Brownstein’s other noteworthy untraditional images include photos at RuPaul’s DragCon as well as photos right here in our own backyard at this year’s Culver City Car Show.
According to Brownstein, a good photograph is one that has something to say beyond the obvious image it conveys.
“A good photograph should have a good idea behind it,” he said. “What is it saying? What does it mean? A good photograph should have some interesting subject matter whether that be people or places. Good lighting is important. Lastly, good technique is the final piece of the puzzle.”
One way that Brownstein gets such interesting and unique photographs is by getting inside the heads of his subjects, which is not too difficult considering that he has a master’s degree in psychology.
“Of course, you have to be sensitive to people and get a feeling for how they are feeling about being in front of the camera,” Brownstein said. “When doing portraits, a good rapport is important to get people relaxed and comfortable. When doing photojournalistic work you have to be able to read people and get a feeling if you are pushing the comfort zone too much.”
Although Brownstein does all of his unique photography himself, he does get help from his family.
“My wife, Marge, is very supportive,” he said. “She is often giving out postcards on my behalf and talking me up to people who she thinks needs good headshots, portraits, or family portraits. Occasionally, she even assists with the lighting on a bigger job when I need more than two hands! When my daughter, Sophia, was younger she often modeled for me and I took many photos of her. One photo of my daughter with her grandparents has been licensed over a hundred times and has been a cover photograph of a book and has even been used on a cereal box.”
In terms of future projects, Brownstein has his eyes set east toward Las Vegas. Serving as a companion of sorts to his Hollywood Boulevard series, Brownstein will make several trips to Sin City over the next few years to put his own mark on the city that has captivated so many people.
“Las Vegas is of course incredibly visually interesting, making it a great subject for photography,” Brownstein said. “But beyond that, it’s a unique place with extremes of wealth, extremes of architectural styles, it’s like a city on steroids and everywhere you look there is something unexpected and interesting.”
Despite how easy taking photos has become thanks to blogs, YouTube, online seminars, and classes, anyone looking to become the next Larry Brownstein needs to have both dedication and commitment, the two things that technology cannot teach you.
“I love photography,” Brownstein said. “I get to go to interesting places and events and meet interesting people while being creative with the camera.
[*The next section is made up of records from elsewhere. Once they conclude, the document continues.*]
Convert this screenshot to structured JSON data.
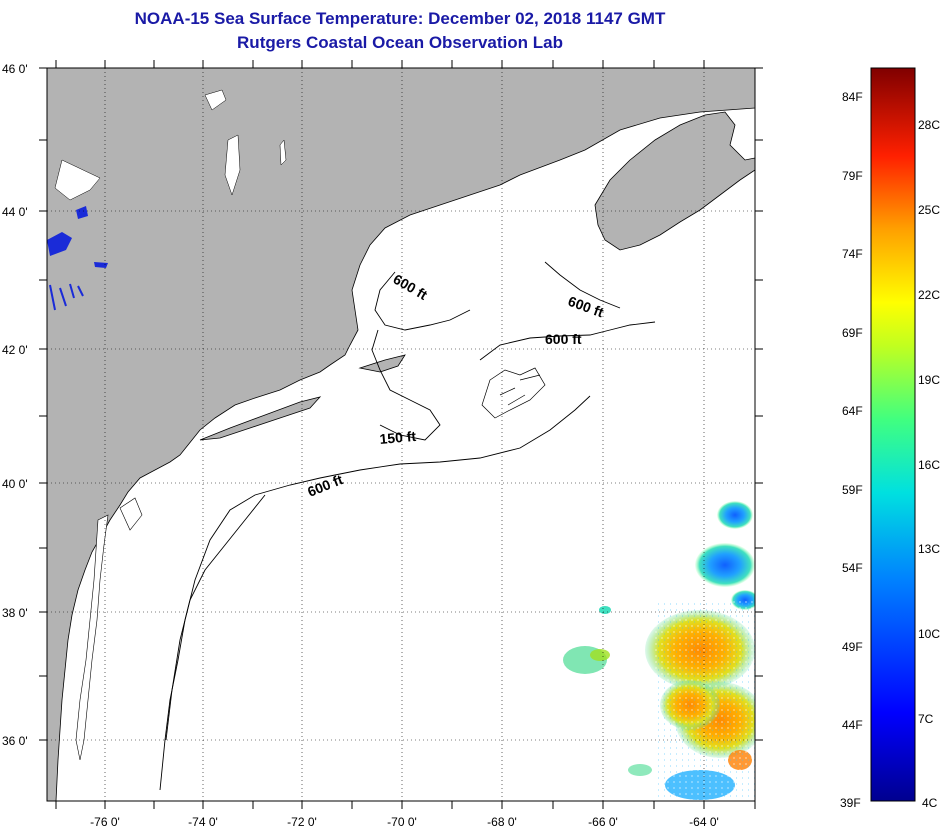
{
  "header": {
    "title": "NOAA-15 Sea Surface Temperature:  December 02, 2018 1147 GMT",
    "subtitle": "Rutgers Coastal Ocean Observation Lab"
  },
  "map": {
    "lon_ticks": [
      "-76 0'",
      "-74 0'",
      "-72 0'",
      "-70 0'",
      "-68 0'",
      "-66 0'",
      "-64 0'"
    ],
    "lat_ticks": [
      "46 0'",
      "44 0'",
      "42 0'",
      "40 0'",
      "38 0'",
      "36 0'"
    ],
    "contour_labels": [
      "600 ft",
      "600 ft",
      "600 ft",
      "150 ft",
      "600 ft"
    ],
    "colors": {
      "land": "#b3b3b3",
      "ocean": "#ffffff"
    }
  },
  "colorbar": {
    "f_labels": [
      "84F",
      "79F",
      "74F",
      "69F",
      "64F",
      "59F",
      "54F",
      "49F",
      "44F",
      "39F"
    ],
    "c_labels": [
      "28C",
      "25C",
      "22C",
      "19C",
      "16C",
      "13C",
      "10C",
      "7C",
      "4C"
    ]
  }
}
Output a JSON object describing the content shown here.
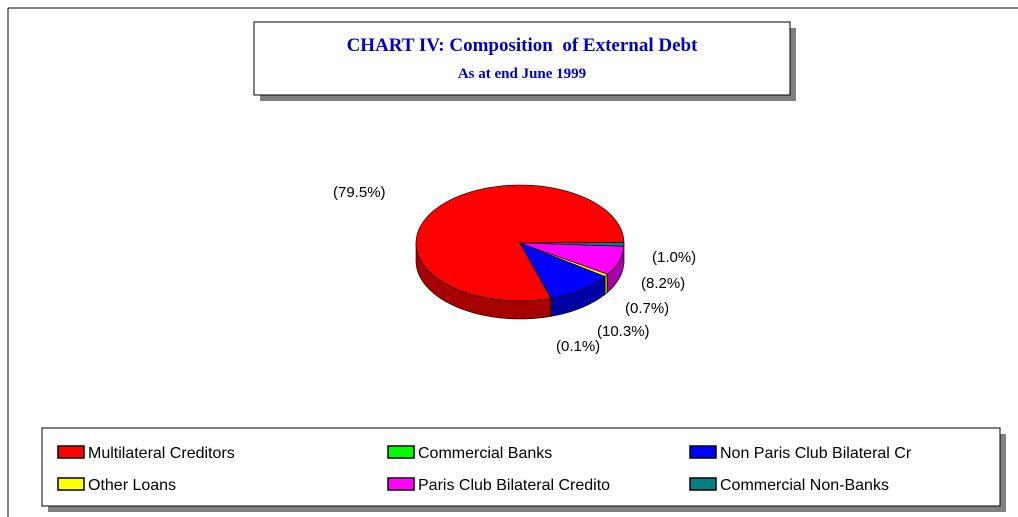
{
  "chart_data": {
    "type": "pie",
    "title": "CHART IV: Composition  of External Debt",
    "subtitle": "As at end June 1999",
    "categories": [
      "Multilateral Creditors",
      "Commercial Banks",
      "Non Paris Club Bilateral Cr",
      "Other Loans",
      "Paris Club Bilateral Credito",
      "Commercial Non-Banks"
    ],
    "values": [
      79.5,
      0.1,
      10.3,
      0.7,
      8.2,
      1.0
    ],
    "value_labels": [
      "(79.5%)",
      "(0.1%)",
      "(10.3%)",
      "(0.7%)",
      "(8.2%)",
      "(1.0%)"
    ],
    "colors": [
      "#ff0000",
      "#00ff00",
      "#0000ff",
      "#ffff00",
      "#ff00ff",
      "#008080"
    ],
    "legend": "bottom"
  }
}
However, there is more competition than ever in photography. So you have to really love it and commit to it.”
Larry Brownstein’s numerous credits include images in prestigious magazines such as National Geographic Traveler, Discover, Photo District News and Arthur Frommer’s Budget Travel; high-profile corporate clients such as Aveda Cosmetics; as well as calendars, greeting cards, corporate and travel brochures, etc. He was one of the principal photographers of the books America the Beautiful, California and Only in Los Angeles. He is featured in the book Best of Nature. Brownstein has also published two monographs: Los Angeles, Where Anything is Possible and The Midnight Mission.
He was Contributing Editor to Rangefinder magazine and frequently contributes to PC Photo, AfterCapture, and other magazines. Brownstein is represented by several international stock photography agencies including Getty Images, Alamy, and Ambient Images. Brownstein’s exposé Hollywood: A Live Show Daily was shown at The Annenberg Space for Photography. He exhibited in the critically acclaimed Group LA 2008 and has shown at several galleries, including a solo exhibit at the G2 Gallery that was highly praised in a review in Art Scene Magazine. He has won a Nikon Photo Contest prize as well as other contests.